步骤2，访存加速器检测到写循环队列非空，则自动从写循环队列头指针处读取写请求的类型、地址和数据；Step 2, the memory access accelerator detects that the write circular queue is not empty, and then automatically reads the type, address and data of the write request from the write circular queue head pointer;

步骤3，访存加速器将写请求发给内存控制器。Step 3, the memory access accelerator sends the write request to the memory controller.

本发明还公开一种采用权利要求1-17中任一项高并发访存方法或者高并发访存器的处理器。
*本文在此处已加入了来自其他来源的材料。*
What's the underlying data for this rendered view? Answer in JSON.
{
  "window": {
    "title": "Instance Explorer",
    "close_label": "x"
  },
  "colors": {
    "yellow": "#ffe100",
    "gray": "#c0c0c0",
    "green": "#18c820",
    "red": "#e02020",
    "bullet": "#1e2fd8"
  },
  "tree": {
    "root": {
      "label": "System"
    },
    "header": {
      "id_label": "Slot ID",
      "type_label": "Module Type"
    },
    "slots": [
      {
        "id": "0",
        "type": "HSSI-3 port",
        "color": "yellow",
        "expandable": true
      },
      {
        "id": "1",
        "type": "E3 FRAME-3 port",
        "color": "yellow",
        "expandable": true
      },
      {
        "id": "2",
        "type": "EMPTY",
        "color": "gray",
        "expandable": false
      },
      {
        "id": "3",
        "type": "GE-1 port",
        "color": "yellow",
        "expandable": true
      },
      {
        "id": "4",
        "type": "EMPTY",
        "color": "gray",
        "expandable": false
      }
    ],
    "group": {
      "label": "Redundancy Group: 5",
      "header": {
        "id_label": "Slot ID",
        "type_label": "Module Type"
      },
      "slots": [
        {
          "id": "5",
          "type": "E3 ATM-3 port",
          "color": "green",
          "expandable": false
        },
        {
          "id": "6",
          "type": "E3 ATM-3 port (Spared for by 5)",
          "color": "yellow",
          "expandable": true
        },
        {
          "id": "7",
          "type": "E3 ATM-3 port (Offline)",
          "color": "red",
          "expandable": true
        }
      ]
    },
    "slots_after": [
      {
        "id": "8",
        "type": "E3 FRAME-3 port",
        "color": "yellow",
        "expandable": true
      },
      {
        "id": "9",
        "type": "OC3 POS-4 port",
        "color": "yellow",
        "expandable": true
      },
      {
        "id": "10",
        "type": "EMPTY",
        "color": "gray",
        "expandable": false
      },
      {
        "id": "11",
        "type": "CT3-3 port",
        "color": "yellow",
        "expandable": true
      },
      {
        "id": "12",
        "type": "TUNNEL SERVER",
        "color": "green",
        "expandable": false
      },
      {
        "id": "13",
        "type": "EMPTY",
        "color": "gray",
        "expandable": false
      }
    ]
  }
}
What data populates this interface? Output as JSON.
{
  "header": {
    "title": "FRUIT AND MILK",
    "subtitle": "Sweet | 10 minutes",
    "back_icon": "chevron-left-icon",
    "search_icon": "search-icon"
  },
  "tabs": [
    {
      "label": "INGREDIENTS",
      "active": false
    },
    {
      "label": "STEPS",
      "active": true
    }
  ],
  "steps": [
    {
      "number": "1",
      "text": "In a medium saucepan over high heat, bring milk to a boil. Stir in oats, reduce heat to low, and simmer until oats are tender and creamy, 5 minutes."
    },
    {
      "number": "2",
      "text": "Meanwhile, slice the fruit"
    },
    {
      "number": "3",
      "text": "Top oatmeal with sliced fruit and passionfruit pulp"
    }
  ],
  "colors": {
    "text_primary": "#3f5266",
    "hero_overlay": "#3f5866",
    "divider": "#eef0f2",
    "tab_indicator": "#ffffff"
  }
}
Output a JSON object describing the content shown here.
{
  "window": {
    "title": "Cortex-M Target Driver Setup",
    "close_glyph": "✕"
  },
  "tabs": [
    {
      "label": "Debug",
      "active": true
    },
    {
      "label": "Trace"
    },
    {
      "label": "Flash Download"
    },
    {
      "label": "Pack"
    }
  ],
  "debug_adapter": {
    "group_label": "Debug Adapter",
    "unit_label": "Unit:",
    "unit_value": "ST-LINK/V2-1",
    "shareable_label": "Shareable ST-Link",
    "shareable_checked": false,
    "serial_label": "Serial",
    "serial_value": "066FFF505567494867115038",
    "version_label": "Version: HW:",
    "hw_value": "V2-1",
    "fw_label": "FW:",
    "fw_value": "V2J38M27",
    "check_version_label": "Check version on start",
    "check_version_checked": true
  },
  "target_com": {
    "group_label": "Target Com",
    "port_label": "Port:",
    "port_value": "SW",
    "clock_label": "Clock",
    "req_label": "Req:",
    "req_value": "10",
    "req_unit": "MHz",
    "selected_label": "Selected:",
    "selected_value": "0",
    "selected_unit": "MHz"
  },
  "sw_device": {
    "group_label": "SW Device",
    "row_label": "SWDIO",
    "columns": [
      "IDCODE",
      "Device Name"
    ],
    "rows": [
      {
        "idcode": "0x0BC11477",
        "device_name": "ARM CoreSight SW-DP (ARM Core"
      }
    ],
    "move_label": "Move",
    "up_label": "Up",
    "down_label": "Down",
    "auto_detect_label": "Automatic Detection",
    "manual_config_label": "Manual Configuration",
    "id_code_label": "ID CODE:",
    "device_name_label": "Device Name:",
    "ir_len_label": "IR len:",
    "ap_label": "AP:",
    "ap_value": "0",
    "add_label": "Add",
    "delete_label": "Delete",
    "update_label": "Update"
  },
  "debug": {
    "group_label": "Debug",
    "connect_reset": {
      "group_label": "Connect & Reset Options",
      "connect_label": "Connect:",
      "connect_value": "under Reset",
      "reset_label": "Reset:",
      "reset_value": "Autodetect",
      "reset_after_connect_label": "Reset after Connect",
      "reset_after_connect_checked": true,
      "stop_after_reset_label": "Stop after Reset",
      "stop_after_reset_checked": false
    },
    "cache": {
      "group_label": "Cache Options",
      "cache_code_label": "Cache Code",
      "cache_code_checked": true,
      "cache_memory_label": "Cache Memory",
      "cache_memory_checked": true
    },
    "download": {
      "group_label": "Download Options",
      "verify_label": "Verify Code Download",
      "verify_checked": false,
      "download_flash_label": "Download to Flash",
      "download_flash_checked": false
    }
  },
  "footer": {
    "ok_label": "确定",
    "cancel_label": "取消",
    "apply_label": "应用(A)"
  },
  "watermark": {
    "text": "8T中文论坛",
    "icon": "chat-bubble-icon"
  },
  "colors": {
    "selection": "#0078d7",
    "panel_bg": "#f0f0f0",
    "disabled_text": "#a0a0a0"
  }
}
The present invention also discloses a processor adopting any one of the high-concurrency memory access methods or high-concurrency memory access devices in claims 1-17.

本发明的技术效果：Technical effect of the present invention:

1、利用片上RAM保存1个或多个读请求表（Read table），读请求表每一项的内容包括请求类型域、目标地址域和数据域等所有读请求的必要信息，由于本发明使用片上RAM记录并发请求的所有信息，并发请求的数量仅受限于片上RAM的大小。1. Utilize the on-chip RAM to save one or more read request tables (Read table), the content of each item of the read request table includes the necessary information of all read requests such as the request type field, the target address field and the data field, because the present invention uses On-chip RAM records all information of concurrent requests, and the number of concurrent requests is limited only by the size of on-chip RAM.

2、将读请求表的每一项按请求状态分成3类：空闲类、新请求类和完成类，并且每一类请求项的入口地址分别使用循环队列进行存储，便于对读请求的状态进行管理。本发明使用循环队列管理大量的读、写请求信息，避免轮询多个请求的状态位，查询的次数大大减少，从而对大量并发且不相关的小粒度访存请求具有明显的加速效果。2. Divide each item in the read request table into three categories according to the request status: idle, new request and completion, and the entry address of each type of request is stored in a circular queue to facilitate the status of the read request manage. The invention uses a circular queue to manage a large amount of read and write request information, avoids polling status bits of multiple requests, greatly reduces the number of queries, and thus has an obvious acceleration effect on a large number of concurrent and irrelevant small-grained memory access requests.

3、通过“新请求类”的循环队列的非空状态判断是否发起访存操作，通过读取“新请求类”循环队列的内容，获取读请求在片上RAM存储的地址，如此，访存加速器可以自行乱序发起访存操作，不需要软件进行控制，从而支持访存请求的乱序执行，乱序返回，方便对大量访存请求实现有针对性的调度。3. Judging whether to initiate a memory access operation based on the non-empty state of the circular queue of the "new request class", and obtaining the address of the read request stored in the on-chip RAM by reading the contents of the "new request class" circular queue, so that the memory access accelerator It can initiate out-of-order memory access operations without software control, thus supporting out-of-order execution and out-of-order return of memory access requests, which facilitates targeted scheduling of a large number of memory access requests.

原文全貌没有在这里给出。